Another stark contrast is the difference in backlight color. Keeping with the aesthetic of the red coloring, the ARMATO-01 expels a subtle glow of red through the keys as well as throughout the slats between the keys, not overpoweringly so, but pleasingly understated. If the AZIO ARMATO-02 CE was the white hot word of God burning itself into your fingertips with every key pressed, the ARMATO-01 is the seedy fella down below tempting your supple touch. The colors of the keyboards are bright white (02) and doleful red (01); I can’t be too far off base with that analogy.
Without sounding too much like a broken record, the rest of the features are pretty much the same to a tee. You still can program all of your macros by utilizing the record button, and is pretty much as simple as you can make it. You still have features like full N-key rollover, which means all keys pressed will be registered with absolutely no ghosting, You still have the ability to modify your backlight zones, albeit only in red. You also still have the features of a fully functional hardware media interface including the volume scroll wheel. Basically, AZIO didn’t remove any features, and shame on you for thinking that they did.
It is somewhat sad to say that for me personally, the choice between the two keyboards, the AZIO ARMATO-01 and the ARMATO-02 CE wasn’t one I spent an exorbitantly long time contemplating. My honest to goodness feelings on the ARMATO-02 CE is that it’s probably one of the all-time, most gorgeous keyboards I’ve ever had the pleasure of using. But in terms of daily functionality, it was too loud. The feel and sound of the ARMATO-01 is has been much more up my alley in terms of every day usage, without any of the sacrifices that limited my enjoyment of the Classic Edition. I think that both keyboards will find their respective fans, and for me it is definitely the ARMATO-01.
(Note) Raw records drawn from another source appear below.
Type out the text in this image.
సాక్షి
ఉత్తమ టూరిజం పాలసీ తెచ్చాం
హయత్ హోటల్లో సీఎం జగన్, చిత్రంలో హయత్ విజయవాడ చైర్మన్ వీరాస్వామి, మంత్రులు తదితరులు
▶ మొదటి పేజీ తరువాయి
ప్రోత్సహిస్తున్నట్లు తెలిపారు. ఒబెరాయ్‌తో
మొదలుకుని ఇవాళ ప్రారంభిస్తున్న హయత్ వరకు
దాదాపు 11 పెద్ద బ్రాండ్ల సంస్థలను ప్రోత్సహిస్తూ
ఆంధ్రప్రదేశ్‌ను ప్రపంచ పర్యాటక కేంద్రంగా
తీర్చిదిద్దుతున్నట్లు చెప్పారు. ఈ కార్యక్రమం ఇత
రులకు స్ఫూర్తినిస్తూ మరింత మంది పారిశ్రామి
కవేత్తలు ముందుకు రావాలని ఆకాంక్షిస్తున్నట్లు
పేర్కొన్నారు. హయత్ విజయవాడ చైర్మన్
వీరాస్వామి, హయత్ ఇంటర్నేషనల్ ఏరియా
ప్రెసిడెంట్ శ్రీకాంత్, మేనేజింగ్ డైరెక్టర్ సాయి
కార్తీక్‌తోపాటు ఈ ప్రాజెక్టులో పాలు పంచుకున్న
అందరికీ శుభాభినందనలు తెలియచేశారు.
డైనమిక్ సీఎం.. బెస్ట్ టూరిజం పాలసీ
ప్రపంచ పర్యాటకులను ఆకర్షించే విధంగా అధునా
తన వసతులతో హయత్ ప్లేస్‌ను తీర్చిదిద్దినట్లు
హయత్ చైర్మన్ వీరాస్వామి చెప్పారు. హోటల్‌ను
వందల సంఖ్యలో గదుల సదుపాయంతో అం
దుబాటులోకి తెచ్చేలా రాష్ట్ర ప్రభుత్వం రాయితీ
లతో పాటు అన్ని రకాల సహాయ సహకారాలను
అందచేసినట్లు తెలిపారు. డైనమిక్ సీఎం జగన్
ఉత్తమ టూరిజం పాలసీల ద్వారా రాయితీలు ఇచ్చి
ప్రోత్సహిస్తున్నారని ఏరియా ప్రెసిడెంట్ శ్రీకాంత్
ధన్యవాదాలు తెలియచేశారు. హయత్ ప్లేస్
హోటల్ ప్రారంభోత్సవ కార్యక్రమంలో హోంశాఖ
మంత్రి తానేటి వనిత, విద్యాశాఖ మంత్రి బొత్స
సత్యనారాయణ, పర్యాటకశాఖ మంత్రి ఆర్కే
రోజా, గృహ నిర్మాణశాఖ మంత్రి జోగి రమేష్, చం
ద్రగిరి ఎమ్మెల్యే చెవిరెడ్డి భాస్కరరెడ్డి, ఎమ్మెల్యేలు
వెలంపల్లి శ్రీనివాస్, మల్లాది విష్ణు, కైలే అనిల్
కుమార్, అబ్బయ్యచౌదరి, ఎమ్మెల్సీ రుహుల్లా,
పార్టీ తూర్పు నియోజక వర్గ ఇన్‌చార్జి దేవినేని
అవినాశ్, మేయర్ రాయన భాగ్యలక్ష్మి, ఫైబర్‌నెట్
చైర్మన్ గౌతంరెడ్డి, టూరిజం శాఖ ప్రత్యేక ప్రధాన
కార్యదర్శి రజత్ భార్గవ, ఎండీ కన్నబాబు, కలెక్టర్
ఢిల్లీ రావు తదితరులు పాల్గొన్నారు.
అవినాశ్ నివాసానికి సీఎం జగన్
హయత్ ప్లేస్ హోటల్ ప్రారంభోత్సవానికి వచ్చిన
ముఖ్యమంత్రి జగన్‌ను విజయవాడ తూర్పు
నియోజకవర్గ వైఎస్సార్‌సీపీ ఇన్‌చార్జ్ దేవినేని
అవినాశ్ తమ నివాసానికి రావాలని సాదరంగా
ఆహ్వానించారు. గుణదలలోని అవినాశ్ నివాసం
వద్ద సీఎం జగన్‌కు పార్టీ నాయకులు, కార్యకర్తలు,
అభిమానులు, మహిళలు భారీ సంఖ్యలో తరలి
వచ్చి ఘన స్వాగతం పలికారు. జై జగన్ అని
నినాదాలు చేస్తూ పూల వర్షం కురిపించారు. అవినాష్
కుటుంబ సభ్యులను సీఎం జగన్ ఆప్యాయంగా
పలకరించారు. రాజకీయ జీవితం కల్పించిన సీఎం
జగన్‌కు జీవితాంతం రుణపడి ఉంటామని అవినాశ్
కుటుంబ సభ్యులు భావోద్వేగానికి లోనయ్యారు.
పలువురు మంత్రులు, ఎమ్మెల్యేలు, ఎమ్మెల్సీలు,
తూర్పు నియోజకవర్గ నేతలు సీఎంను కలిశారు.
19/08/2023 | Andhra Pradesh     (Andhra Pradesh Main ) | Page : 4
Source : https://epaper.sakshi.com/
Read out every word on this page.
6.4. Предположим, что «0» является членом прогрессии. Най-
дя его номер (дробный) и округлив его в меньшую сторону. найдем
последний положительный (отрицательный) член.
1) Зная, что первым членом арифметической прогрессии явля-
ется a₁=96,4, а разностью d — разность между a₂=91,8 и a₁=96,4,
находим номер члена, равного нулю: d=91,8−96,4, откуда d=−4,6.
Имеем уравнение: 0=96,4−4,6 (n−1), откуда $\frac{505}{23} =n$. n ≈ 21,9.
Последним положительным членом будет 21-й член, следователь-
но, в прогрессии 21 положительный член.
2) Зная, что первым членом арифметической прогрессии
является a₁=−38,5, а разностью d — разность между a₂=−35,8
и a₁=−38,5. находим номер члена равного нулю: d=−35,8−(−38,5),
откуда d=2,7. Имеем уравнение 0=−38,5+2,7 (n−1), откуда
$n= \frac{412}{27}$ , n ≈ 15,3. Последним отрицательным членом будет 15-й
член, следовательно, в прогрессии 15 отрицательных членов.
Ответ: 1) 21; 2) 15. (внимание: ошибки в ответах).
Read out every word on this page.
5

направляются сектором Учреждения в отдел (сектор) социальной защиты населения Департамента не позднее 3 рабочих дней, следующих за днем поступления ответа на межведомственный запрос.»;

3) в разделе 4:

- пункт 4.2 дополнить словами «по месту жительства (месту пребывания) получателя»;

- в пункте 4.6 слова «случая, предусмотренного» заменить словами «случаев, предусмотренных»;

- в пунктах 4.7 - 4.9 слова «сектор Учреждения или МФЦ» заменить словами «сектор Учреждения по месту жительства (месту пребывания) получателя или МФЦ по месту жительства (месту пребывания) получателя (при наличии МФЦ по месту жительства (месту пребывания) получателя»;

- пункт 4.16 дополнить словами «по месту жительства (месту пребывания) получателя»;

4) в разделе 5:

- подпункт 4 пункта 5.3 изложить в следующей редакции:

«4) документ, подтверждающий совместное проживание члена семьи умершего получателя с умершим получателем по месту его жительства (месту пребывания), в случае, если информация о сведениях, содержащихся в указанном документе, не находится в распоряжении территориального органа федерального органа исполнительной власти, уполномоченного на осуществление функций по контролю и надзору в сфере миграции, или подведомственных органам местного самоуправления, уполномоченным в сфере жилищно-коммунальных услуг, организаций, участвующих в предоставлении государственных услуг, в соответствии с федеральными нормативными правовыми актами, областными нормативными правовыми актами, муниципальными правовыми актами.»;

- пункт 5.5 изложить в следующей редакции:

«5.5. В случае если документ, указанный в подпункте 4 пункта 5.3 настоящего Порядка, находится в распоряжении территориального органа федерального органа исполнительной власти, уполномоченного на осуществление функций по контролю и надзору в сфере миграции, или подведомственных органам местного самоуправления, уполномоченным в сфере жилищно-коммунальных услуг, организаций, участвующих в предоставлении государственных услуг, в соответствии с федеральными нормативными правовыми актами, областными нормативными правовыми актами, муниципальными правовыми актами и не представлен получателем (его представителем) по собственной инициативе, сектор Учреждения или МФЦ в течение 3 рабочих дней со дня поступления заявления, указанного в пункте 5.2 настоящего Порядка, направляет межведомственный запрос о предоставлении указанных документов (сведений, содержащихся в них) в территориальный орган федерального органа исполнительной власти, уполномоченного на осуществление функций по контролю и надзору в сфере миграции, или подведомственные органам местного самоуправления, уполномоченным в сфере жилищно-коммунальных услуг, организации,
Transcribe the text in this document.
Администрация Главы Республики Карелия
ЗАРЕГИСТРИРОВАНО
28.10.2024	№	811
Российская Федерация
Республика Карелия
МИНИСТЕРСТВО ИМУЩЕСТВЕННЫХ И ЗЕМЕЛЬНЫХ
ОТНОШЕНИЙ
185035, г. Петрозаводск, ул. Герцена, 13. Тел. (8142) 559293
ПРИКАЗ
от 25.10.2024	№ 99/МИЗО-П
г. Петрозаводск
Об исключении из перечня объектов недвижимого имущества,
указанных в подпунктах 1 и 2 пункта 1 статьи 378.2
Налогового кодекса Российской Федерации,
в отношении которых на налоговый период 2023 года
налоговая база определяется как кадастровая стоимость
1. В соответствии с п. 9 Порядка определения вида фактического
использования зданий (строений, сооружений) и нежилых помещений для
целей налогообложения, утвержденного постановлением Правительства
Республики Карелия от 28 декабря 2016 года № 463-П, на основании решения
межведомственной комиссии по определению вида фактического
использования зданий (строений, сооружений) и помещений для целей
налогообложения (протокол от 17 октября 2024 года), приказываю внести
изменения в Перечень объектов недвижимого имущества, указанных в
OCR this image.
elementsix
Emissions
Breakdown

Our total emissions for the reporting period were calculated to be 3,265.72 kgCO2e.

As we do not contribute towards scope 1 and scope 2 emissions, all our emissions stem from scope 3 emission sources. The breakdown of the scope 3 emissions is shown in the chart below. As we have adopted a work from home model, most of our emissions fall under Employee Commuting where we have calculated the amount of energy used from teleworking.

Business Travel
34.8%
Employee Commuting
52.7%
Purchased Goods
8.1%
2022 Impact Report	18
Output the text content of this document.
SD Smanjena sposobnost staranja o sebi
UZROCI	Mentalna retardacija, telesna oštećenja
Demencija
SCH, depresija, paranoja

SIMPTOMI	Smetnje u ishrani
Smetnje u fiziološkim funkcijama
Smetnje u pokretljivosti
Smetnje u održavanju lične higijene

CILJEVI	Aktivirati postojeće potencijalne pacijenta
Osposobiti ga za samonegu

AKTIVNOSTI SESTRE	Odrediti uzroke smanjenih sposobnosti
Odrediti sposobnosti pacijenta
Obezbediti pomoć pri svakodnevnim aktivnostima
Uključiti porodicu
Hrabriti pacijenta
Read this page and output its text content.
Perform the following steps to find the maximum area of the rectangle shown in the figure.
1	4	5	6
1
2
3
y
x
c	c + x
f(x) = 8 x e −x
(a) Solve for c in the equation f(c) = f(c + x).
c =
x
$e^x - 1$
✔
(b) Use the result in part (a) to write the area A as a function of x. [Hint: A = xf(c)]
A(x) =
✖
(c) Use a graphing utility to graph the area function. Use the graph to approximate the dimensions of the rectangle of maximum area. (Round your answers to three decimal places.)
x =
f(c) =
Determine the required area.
- Function keys, media bar and Macros without requiring any software
- Solid aluminum body with red metal accoutrements, very stylish and sturdy
- Cherry MX Brown switches that aren’t silent, but give tactile pleasing feedback
- The only color for backlighting is red; more colors would have been more fun
- On some of the larger keys like capslock the backlighting kind of dims on the outskirts
- MX Brown switches could still be a little loud for some people, they are still tactile switches.